En Mai 1897, ils avaient élu demeure à Bône (Annaba), petite ville maritime où toute une foule bigarrée et animée emplissait, dans un brouhaha confus, les ruelles étroites et ombragées du quartier du port. Nathalie, voulait-elle seulement prendre soin de sa santé comme on l’a prétendu ou bien espérait-t-elle enfin trouver, en ces temps difficiles, un abri permanent pour sa fille, une voie de salut ? Du moins se plaît-on à l’imaginer. Mais là, son état de sa santé s’était rapidement aggravé et son cœur, fatigué, n’avait pas tenu bon. Comme s’il avait été broyé par la désillusion, l’amertume… Car ils étaient arrivés en Algérie au moment où culminait la « crise antijuive » à Oran. Des pogroms éclataient à Tlemcen et à Mostaganem[xxix]. Une véritable tragédie. Six mois plus tard, Nathalie rendit le dernier soupir sans avoir revu Augustin.

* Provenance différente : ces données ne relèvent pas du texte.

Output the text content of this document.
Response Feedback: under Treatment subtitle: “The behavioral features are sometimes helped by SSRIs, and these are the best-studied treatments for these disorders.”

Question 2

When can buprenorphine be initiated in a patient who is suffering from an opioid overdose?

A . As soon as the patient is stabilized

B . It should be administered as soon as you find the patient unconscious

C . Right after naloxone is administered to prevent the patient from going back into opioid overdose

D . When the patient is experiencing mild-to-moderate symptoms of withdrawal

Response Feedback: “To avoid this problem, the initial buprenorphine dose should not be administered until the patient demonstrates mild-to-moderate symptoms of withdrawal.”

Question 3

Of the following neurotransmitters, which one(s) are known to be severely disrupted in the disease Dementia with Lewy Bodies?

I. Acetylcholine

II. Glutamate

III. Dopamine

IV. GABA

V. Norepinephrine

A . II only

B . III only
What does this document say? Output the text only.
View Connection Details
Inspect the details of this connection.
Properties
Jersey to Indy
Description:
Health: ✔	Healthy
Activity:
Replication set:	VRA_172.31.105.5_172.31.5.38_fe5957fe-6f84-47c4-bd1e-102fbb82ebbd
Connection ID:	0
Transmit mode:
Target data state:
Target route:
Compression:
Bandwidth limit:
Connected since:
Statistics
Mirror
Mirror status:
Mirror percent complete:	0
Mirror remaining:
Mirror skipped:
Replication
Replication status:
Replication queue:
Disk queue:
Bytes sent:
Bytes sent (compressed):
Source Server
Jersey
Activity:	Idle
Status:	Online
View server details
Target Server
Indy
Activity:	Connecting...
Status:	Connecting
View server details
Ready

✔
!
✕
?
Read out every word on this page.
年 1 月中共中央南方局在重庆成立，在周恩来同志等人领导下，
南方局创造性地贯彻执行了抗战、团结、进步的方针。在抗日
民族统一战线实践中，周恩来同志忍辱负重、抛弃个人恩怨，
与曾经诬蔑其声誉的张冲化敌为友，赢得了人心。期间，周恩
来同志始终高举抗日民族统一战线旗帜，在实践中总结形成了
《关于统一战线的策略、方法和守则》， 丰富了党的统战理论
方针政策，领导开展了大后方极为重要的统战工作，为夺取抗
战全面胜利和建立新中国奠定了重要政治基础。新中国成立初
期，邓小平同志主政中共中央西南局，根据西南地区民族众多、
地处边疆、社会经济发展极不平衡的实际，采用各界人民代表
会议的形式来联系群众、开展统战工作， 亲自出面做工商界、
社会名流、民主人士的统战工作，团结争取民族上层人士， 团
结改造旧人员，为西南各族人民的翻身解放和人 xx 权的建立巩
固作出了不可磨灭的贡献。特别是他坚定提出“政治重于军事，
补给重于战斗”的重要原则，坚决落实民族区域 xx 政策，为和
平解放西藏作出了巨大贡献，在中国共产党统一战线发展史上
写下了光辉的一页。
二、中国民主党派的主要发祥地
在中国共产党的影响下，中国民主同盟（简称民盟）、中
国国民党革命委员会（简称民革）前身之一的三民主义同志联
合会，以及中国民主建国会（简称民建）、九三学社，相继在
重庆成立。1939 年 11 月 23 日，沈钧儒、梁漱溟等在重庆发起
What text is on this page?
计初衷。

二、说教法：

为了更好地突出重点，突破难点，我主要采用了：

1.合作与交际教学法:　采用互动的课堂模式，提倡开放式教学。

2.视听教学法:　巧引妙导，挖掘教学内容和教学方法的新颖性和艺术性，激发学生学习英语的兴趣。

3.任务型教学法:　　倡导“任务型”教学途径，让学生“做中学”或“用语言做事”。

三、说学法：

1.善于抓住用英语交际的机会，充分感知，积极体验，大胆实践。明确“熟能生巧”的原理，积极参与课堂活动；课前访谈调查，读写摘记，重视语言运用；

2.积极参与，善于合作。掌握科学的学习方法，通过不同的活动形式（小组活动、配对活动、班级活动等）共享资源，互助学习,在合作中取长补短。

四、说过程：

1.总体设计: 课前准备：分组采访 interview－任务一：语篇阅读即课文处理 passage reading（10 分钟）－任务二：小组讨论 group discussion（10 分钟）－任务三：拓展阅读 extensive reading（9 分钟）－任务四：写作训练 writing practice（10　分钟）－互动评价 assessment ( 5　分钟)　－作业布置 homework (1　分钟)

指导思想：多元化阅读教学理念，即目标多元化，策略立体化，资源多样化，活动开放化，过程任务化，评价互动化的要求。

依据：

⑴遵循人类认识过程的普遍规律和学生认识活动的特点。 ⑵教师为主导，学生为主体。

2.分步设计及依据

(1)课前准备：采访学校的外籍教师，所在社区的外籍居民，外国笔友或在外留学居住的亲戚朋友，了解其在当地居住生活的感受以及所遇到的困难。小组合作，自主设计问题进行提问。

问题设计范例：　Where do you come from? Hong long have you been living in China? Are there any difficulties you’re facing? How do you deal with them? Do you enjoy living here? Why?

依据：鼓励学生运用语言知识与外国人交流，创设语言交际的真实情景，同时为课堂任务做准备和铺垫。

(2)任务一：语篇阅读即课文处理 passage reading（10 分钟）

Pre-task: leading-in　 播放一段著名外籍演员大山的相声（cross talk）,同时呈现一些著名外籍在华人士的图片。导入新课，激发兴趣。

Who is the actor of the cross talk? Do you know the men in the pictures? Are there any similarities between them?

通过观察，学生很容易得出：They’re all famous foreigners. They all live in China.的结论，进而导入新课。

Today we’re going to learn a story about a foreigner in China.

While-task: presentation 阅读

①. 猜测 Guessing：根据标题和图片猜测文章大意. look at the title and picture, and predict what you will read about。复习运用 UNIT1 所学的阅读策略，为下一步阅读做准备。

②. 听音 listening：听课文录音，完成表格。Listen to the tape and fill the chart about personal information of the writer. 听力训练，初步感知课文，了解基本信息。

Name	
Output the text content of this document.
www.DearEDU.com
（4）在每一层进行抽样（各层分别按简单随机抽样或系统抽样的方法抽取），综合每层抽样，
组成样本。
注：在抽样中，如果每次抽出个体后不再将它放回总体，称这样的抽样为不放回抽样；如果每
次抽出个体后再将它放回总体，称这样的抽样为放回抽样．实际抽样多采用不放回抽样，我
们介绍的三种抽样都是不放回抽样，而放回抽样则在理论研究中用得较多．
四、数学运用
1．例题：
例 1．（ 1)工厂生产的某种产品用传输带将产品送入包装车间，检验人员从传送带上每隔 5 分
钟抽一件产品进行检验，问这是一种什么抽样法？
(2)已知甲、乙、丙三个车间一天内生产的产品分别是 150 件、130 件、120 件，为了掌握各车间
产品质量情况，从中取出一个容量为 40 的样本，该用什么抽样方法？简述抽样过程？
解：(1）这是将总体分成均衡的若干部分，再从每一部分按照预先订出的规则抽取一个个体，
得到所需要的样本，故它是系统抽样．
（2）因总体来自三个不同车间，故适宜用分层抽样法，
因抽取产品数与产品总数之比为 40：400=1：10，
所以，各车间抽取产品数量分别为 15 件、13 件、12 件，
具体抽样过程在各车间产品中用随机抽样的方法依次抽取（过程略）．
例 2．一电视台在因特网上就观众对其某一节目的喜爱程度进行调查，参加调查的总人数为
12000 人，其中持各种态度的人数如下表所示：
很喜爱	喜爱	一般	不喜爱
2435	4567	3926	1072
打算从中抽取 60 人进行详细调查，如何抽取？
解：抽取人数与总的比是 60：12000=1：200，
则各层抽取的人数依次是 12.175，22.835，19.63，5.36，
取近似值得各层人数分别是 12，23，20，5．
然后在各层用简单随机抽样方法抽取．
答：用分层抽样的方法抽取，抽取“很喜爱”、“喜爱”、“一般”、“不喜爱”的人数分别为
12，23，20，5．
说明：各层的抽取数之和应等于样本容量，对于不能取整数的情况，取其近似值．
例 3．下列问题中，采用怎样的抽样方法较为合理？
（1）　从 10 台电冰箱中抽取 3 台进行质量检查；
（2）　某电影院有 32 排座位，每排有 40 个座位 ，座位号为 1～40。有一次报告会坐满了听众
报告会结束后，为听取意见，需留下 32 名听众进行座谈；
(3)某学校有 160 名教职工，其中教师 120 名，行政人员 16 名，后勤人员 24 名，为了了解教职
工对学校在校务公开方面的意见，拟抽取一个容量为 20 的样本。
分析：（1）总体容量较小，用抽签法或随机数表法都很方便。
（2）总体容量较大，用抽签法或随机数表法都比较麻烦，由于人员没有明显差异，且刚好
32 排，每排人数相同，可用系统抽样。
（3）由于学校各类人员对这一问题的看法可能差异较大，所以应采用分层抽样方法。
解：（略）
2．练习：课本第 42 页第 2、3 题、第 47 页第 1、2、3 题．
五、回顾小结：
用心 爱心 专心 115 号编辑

On a injustement attribué à Isabelle Eberhardt des pensées racistes, d’aucuns allant jusqu’à prétendre qu’elle aurait repris, sous sa plume, les préjugés et clichés antijuifs de l’époque. Or, à bien y regarder, on peut se rendre compte que les Israélites « indigènes », ceux qui vivaient là depuis des siècles et avaient adopté la langue et la culture arabe, l’intriguaient et l’attiraient plutôt ; en particulier les « Benotes-Ysrael[xxx] », les juives d’Orient, qui la surprenaient par leur liberté d’allure et de mœurs, n’étant ni voilées ni cloîtrées, et qu’elle trouvait si belles, « de cette beauté spéciale […], marquée du sceau d’une infinie tristesse…[xxxi] » Nonobstant son idée préconçue sur « le rôle de la Juive dans la société maure d’Algérie – rôle immense et néfaste[xxxii] », elle éprouvait un intérêt sincère et profond pour le peuple juif dont sa mère était issue. Même s’il reste vrai que pour elle, comme pour Gide et de nombreux écrivains voyageurs du XIXème siècle, tout ce qu’il y avait de mieux au Maghreb venait du désert saharien, par la liberté qu’il exigeait, la vie errante, l’audace, le risque, le fantasme. Persuadée qu’elle était que la vraie vie était à l’air libre, au soleil, au vent, elle ne haïssait rien autant que « le vulgaire[xxxiii] » d’une certaine société qui étalait sans pudeur son culte immodéré de l’argent et aliénait l’individu. C’était cela qu’elle exécrait par-dessus tout, « le mercantilisme français à Tunis et à Alger[xxxiv] », le négoce de l’argent et le lucre, le marchandage ou l’échange malheureux auquel se livraient ceux qui préféraient l’erreur à la foi, la vie présente à la vie future[xxxv]. Ici comme ailleurs, elle refusait de s’adapter à « la Société inique, sans pitié pour les faibles, sans Dieu et sans idéal, […] condamnée è se dévorer elle-même en une stérile et laide douleur[xxxvi] ». Sensible « aux chants ineffables de la Nature[xxxvii] », elle aspirait à vivre à la campagne, son constant refuge, en marge de la réalité grossière des villes « européennes ». Elle ne cessait de parcourir le pays bédouin où le rêve, pour elle, était devenu réalité, aimant à s’arrêter dans les campements nomades où l’on partageait ce que l’on avait, même si l’on avait peu, plutôt que perdre son temps avec les commerçants juifs ou kabyles, les boutiquiers, Mozabites[xxxviii] pour la plupart, qui pliaient le genou devant l’argent et le pouvoir colonial.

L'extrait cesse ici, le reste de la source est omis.